Stressing the importance of inter-generational dialogue between the young and old, the Pope said that the world needs the witness of dialogue where the elderly can “pass on the torch, pass on the legacy, pass on the charism, and pass on your inner life.”

“Young people need to listen to the elderly and the elderly need to listen to the young,” Francis said, because each has something to teach the other.

Once they try it, he continued, young people don’t want to leave because they realize that “wisdom comes from the elders, a wisdom that touches the heart and drives them forward.”

“Talk to your grandfather or your grandmother,” he encouraged them, “that is, a generation beyond, because they have wisdom, and they need you to knock on their heart so they can pass on this wisdom. And this would be the recommendation I give you: be bold, encourage this dialogue, which is a promise for the future; it will help you move forward.”

During the 45-minute meeting with the Shalom members, the pope fielded four questions and spoke on a variety of topics, including that of sin and mercy.

“Our God has a special love for sinners, especially big sinners, those who are the worst. He’s there, waiting for us,” Francis said, urging his hearers to go out of themselves to tell others that “there is a God waiting to welcome us as soon as we take the first step.”

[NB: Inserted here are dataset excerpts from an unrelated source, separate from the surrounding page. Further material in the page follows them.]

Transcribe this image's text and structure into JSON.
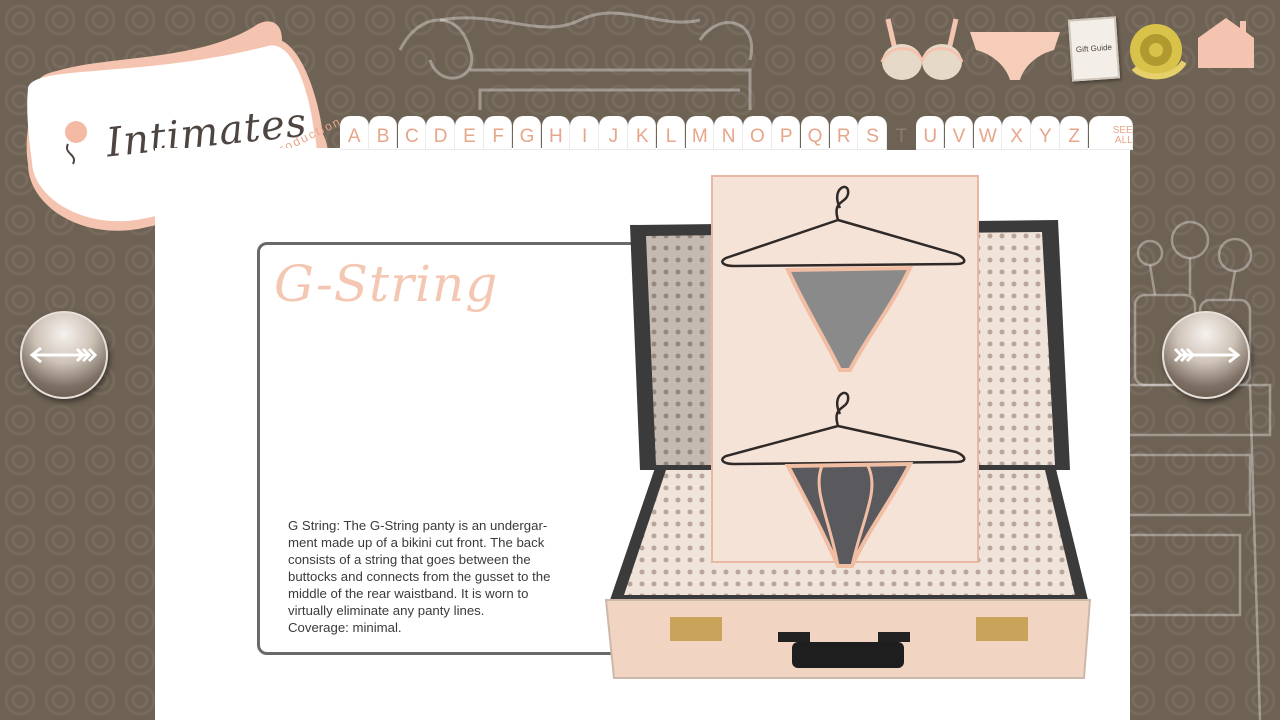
{
  "logo": {
    "title": "Intimates",
    "subtitle": "a brief introduction"
  },
  "top_nav": {
    "icons": [
      "bra-icon",
      "panty-icon",
      "gift-guide-icon",
      "measuring-tape-icon",
      "home-icon"
    ],
    "gift_guide_label": "Gift Guide"
  },
  "alphabet": {
    "letters": [
      "A",
      "B",
      "C",
      "D",
      "E",
      "F",
      "G",
      "H",
      "I",
      "J",
      "K",
      "L",
      "M",
      "N",
      "O",
      "P",
      "Q",
      "R",
      "S",
      "T",
      "U",
      "V",
      "W",
      "X",
      "Y",
      "Z"
    ],
    "active": "T",
    "see_all_line1": "SEE",
    "see_all_line2": "ALL"
  },
  "entry": {
    "title": "G-String",
    "description": "G String:  The G-String panty is an undergar-\nment made up of a bikini cut front.  The back\nconsists of a string that goes between the\nbuttocks and connects from the gusset to the\nmiddle of the rear waistband.  It is worn to\nvirtually eliminate any panty lines.\nCoverage: minimal."
  },
  "colors": {
    "accent": "#e7a58a",
    "background": "#6e6254",
    "title_pink": "#f4c7b2",
    "suitcase_peach": "#f1d4c2"
  }
}
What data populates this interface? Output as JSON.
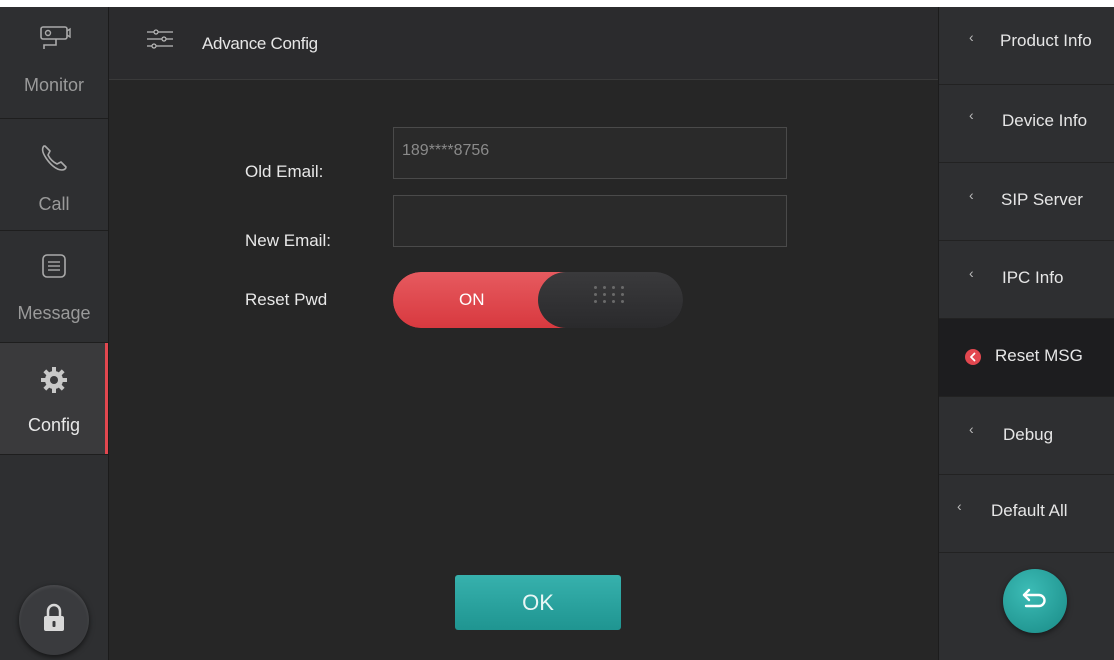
{
  "sidebar": {
    "items": [
      {
        "label": "Monitor",
        "icon": "camera-icon"
      },
      {
        "label": "Call",
        "icon": "phone-icon"
      },
      {
        "label": "Message",
        "icon": "message-list-icon"
      },
      {
        "label": "Config",
        "icon": "gear-icon",
        "active": true
      }
    ],
    "lock_icon": "lock-icon"
  },
  "header": {
    "title": "Advance Config",
    "icon": "sliders-icon"
  },
  "form": {
    "old_email": {
      "label": "Old Email:",
      "value": "189****8756"
    },
    "new_email": {
      "label": "New Email:",
      "value": ""
    },
    "reset_pwd": {
      "label": "Reset Pwd",
      "state": "ON"
    },
    "ok_label": "OK"
  },
  "right_menu": {
    "items": [
      {
        "label": "Product Info"
      },
      {
        "label": "Device Info"
      },
      {
        "label": "SIP Server"
      },
      {
        "label": "IPC Info"
      },
      {
        "label": "Reset MSG",
        "active": true
      },
      {
        "label": "Debug"
      },
      {
        "label": "Default All"
      }
    ],
    "back_icon": "back-arrow-icon"
  },
  "colors": {
    "accent_red": "#e2474f",
    "accent_teal": "#2aa5a1",
    "background": "#262626"
  }
}
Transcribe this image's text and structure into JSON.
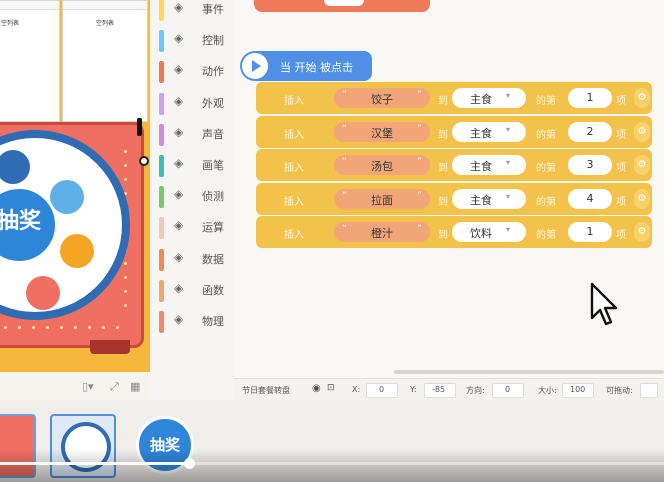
{
  "stage": {
    "list_panels": [
      {
        "empty_label": "空列表"
      },
      {
        "empty_label": "空列表"
      }
    ],
    "hub_label": "抽奖"
  },
  "categories": [
    {
      "label": "事件",
      "icon": "event-icon",
      "color": "#ffd65a"
    },
    {
      "label": "控制",
      "icon": "gamepad-icon",
      "color": "#6ec6ff"
    },
    {
      "label": "动作",
      "icon": "running-icon",
      "color": "#ef7a5a"
    },
    {
      "label": "外观",
      "icon": "shirt-icon",
      "color": "#d69cf0"
    },
    {
      "label": "声音",
      "icon": "speaker-icon",
      "color": "#cf8ae6"
    },
    {
      "label": "画笔",
      "icon": "pencil-icon",
      "color": "#3fbfb0"
    },
    {
      "label": "侦测",
      "icon": "radar-icon",
      "color": "#7dc86a"
    },
    {
      "label": "运算",
      "icon": "calculator-icon",
      "color": "#f3c8b8"
    },
    {
      "label": "数据",
      "icon": "sqrt-icon",
      "color": "#f08a5a"
    },
    {
      "label": "函数",
      "icon": "function-icon",
      "color": "#f0a872"
    },
    {
      "label": "物理",
      "icon": "magnet-icon",
      "color": "#f08a6a"
    }
  ],
  "script": {
    "hat_label": "当 开始 被点击",
    "row_labels": {
      "insert": "插入",
      "to": "到",
      "position": "的第",
      "item": "项"
    },
    "rows": [
      {
        "item": "饺子",
        "list": "主食",
        "index": "1"
      },
      {
        "item": "汉堡",
        "list": "主食",
        "index": "2"
      },
      {
        "item": "汤包",
        "list": "主食",
        "index": "3"
      },
      {
        "item": "拉面",
        "list": "主食",
        "index": "4"
      },
      {
        "item": "橙汁",
        "list": "饮料",
        "index": "1"
      }
    ]
  },
  "status": {
    "sprite_name": "节日套餐转盘",
    "x_label": "X:",
    "x": "0",
    "y_label": "Y:",
    "y": "-85",
    "dir_label": "方向:",
    "dir": "0",
    "size_label": "大小:",
    "size": "100",
    "drag_label": "可拖动:"
  },
  "sprites": {
    "second_label": "抽奖"
  },
  "video": {
    "progress": 0.285
  },
  "colors": {
    "block_yellow": "#f2c24a",
    "hat_blue": "#4f8fe6",
    "stage_orange": "#f6b73c"
  }
}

At the same time, the Pope warned against the dangers of selfishness and narcissism, noting that contemporary culture is consumeristic and “has a very strong dose of narcissism,” leading to self-absorption while ignoring others.

Narcissism, Francis said, “makes you sad, because you live worried about dressing up your soul every day to appear better than you are, admiring yourself to see if you are more beautiful than others.”

This is the “sickness of the mirror,” he said, while urging his hearers to “smash the mirror” and to stop staring at themselves.

“If one day you want to look at yourself in the mirror,” the pope said, do so in order “to laugh at yourselves.”

“Try it,” he said. “Look at yourself and start laughing at the one you see there. It will refresh your soul.”